Civil, as opposed to criminal, cases are not referenced in this Supreme Court of Canada decision. Nevertheless, they are cruelly and harshly impacted. Civil law includes everything that is not criminal law. It includes breach of contract, real estate conflicts, personal injury, fraud, workers’ compensation and employment-related claims, defective consumer products, and family law, the latter generally being dealt with through a separate court structure.

As we are painfully aware, there is a finite supply of legal infrastructure, including court buildings, judges, lawyers and staff, as well as governmental and support organizations and facilities. The current legal system is strained beyond its limits. If it now has to devote at least twice the time, with the attendant infrastructure, to the hearing of criminal cases over a much shorter period, what does that leave available for civil matters such as yours?

R. v. Jordan has effectively taken what was already a horrendous situation and made it much, much worse. For many of those wronged by others, otherwise than criminally, and currently pursuing remedies provided under civil law, their wait for justice has now been extended by one-and-one-half to two years more, and possibly even longer. How can this truly be called justice?

Anyone seeking legal redress of a wrong through our legal system is well aware of the challenges inherent in the process. The most significant challenge is the legal system itself, which (while now limiting the time that a criminal case can continue to anywhere from 18 to 30 months) provides up to seven years or more for the resolution of many civil cases.

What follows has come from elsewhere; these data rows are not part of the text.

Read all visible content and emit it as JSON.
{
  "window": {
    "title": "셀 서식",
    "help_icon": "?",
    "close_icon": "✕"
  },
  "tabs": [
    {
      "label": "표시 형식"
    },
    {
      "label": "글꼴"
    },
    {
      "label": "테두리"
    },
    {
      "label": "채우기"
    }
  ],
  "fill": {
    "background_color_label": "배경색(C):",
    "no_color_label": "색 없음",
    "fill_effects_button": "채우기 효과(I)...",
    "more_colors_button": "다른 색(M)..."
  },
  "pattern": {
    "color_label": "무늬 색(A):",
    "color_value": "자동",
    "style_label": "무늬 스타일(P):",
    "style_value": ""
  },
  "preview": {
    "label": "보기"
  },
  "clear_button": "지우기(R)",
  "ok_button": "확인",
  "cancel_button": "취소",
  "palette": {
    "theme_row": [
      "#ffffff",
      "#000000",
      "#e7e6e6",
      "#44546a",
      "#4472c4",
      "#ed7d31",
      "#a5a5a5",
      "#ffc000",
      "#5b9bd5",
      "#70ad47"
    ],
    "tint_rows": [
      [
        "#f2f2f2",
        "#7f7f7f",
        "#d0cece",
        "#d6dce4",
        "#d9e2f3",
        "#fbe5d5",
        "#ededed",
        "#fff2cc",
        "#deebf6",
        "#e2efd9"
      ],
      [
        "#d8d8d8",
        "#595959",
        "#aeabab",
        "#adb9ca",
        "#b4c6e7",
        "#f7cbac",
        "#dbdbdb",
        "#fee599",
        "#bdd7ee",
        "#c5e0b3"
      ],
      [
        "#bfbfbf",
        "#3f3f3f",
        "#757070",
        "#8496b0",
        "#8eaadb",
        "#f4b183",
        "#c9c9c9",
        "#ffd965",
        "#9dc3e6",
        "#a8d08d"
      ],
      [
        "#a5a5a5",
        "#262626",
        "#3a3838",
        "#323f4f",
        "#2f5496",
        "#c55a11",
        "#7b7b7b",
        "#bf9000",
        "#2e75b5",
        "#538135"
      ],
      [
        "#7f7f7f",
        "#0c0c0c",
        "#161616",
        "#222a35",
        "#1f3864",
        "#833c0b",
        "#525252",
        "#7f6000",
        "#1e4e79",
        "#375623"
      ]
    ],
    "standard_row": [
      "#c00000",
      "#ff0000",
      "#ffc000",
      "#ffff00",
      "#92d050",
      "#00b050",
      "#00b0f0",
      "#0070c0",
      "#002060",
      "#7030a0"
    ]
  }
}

To civil defendants (often insurance companies who have provided coverage for the wrongdoer, or larger corporations or individuals with the deep pockets to finance a lengthy case), this decision is an outright windfall! Prior to R. v. Jordan, a defending legal counsel could, and would, drag out a case for years in the hope that the plaintiff (you) would either run out of money or would, out of pure frustration with the process, simply walk away. They have been using this deplorable tactic for years, along with the offering of rock-bottom settlement amounts just prior to Christmas. Now they will have justification to blame criminal case backlogs for even longer delays. For many of those wronged, that could be the last straw!

To large insurance companies, to the wealthy and powerful, the justice system is a game. They can make it go fast when they desire a quick decision, or they can slow it down to a crawl when they want someone to go away.

There is no justice when the big and powerful further disadvantage the already disadvantaged.

A better, and a more equitable decision than R. v. Jordan, at least from a layman’s perspective, would have been one in which the time available for hearing both criminal, as well as civil, cases was limited to three-and-one-half to four years, applied to all cases entering the system from this point onward.